What is Mink?
Språkbanken Text is a research infrastructure for language data. We provide digital text data suitable for research, and we develop analysis tools based on language technology.
With Mink, you can submit your own text data directly into our tools.
Use Mink at spraakbanken.gu.se/mink
Who can use Mink?
Anyone with an eduGAIN account can use that to login to Mink. This includes most people associated with a university or other academic institution.
Other users can create an account at eduID which, itself, is connected to eduGAIN.

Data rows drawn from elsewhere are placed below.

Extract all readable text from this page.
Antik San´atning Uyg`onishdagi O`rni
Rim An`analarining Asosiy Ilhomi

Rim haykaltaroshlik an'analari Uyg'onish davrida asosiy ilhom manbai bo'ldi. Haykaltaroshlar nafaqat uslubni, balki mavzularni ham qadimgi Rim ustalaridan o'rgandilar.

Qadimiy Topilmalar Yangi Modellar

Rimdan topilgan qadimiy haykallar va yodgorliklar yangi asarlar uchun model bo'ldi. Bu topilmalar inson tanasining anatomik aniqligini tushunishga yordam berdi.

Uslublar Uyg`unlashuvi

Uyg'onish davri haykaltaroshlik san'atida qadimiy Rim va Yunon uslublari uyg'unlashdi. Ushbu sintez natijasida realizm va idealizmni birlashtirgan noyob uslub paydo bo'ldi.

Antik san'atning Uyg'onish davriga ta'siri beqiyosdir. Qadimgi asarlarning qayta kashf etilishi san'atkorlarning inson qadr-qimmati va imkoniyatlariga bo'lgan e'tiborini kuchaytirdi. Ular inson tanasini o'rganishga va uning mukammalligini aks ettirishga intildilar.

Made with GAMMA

We are working toward offering a demo version of Mink which will have some limitations, but will be available without having to log in.
What can Mink do?
This first version of Mink targets a specific workflow:
- Create a corpus of uploaded text (or speech audio) files
- Run automatic annotation
- Use the results in Korp or in Strix, or as XML/CSV files
Supported formats for text files are:
- plain text (.txt)
- XML
- Microsoft Word (.docx)
- Open Document (.odt)
Additionally, you can upload audio files and have them transcribed with automatic speech recognition (ASR):
- WAV
- MP3
- Ogg
The annotation pipeline includes:
- Part-of-speech tags (POS)
- Base form (lemma)
- Morphosyntactic tags (MSD)
- Dependencies
- Sentiment labels
- Named entity recognition
Upcoming features
Some future development goals for Mink are extended annotation settings, sharing and publishing, and workflows for other types of language data, such as lexicons.